Reyhanlı katliamını anlamak için, bu üç olasılığı ciddi olarak tartışmalıyız.
Benim yaptığım okumalar, birinci olasılığı ön plana çıkartıyor.
Reyhanlı katliamının çözüm süreciyle birebir bağlantılı olduğunu düşünmüyorum.
Suriye kriziyle ilişkili bir terör eyleminden bahsediyoruz.
Bu eylemin, Türkiye’yi Suriye bataklığına çekme amacını içerdiği düşüncesi dikkate alınmalıdır.
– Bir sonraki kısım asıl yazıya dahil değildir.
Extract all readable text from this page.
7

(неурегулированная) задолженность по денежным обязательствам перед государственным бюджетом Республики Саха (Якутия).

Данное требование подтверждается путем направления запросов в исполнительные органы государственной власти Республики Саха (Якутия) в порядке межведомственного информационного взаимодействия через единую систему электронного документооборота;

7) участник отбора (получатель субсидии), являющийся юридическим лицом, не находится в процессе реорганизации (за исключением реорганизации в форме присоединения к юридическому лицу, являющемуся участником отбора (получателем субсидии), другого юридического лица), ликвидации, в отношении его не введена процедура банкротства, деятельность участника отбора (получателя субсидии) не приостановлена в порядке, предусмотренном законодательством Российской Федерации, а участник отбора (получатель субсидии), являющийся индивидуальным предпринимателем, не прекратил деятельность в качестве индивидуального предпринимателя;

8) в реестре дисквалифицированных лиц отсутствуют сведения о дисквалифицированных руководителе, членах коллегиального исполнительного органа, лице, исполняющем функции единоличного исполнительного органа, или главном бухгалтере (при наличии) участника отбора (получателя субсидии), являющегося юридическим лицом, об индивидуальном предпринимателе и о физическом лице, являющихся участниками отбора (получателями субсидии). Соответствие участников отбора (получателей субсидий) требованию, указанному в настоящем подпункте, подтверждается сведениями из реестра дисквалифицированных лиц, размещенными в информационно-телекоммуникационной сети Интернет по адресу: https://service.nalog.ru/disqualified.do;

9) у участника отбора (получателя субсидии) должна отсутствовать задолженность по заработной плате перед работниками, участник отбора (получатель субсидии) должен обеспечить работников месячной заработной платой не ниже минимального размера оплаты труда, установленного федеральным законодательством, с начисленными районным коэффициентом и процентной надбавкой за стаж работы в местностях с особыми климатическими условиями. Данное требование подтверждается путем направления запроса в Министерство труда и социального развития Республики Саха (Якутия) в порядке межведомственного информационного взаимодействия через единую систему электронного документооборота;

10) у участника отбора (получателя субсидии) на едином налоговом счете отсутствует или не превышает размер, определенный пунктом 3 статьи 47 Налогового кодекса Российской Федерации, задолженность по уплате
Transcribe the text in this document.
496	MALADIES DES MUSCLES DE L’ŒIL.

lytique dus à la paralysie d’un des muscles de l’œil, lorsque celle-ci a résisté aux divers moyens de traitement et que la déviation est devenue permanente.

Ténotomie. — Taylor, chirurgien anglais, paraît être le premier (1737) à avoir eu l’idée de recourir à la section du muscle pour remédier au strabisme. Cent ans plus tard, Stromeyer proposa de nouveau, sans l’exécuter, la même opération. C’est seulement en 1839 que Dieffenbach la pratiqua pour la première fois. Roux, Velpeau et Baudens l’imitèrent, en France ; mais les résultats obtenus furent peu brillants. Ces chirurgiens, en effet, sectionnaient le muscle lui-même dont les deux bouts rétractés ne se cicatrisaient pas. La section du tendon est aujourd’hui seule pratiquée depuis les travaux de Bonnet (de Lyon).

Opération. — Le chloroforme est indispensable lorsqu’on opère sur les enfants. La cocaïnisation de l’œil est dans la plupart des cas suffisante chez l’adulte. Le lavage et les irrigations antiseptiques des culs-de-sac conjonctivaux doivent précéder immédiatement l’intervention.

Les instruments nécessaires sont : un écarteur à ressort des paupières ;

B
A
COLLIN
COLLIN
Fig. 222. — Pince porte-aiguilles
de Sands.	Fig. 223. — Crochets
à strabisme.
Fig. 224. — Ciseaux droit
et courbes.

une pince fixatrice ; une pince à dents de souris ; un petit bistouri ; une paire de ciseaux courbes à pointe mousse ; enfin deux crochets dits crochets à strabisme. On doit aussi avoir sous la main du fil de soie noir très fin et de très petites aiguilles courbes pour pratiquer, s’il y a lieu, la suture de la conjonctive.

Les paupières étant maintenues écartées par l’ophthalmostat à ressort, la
Bu düşünce doğru da olabilir.
Ama, bu eylemle Türkiye’ye, tampon bölge kurmak gibi girişimlerde olma ve Suriye’ye karışma mesajının verilmek istendiği bana daha anlamlı geliyor.
Amerika, İsrail, Britanya ve Rusya arasındaki diploması trafiği; Obama’nın, Suriye’de daha aktif olması konusunda sıkıştırılması ve perşembe günü yapılacak Obama-Erdoğan buluşmasının ana gündem maddelerinin birisinin de “tampon bölge” olması; tüm bu gelişmeler, Reyhanlı katliamının nedenini ve mesajını oluşturmaktadır.
İçeride çözüm sürecinde olumlu gelişmeleri yaşarken, dışarıda güvenlik riski çok yüksek olan bir dönemdeyiz.
Risk içerde değil, dışarda.
Obama-Erdoğan buluşmasında bu risk ve nasıl yönetileceği, en önemli tartışma konusu olacak.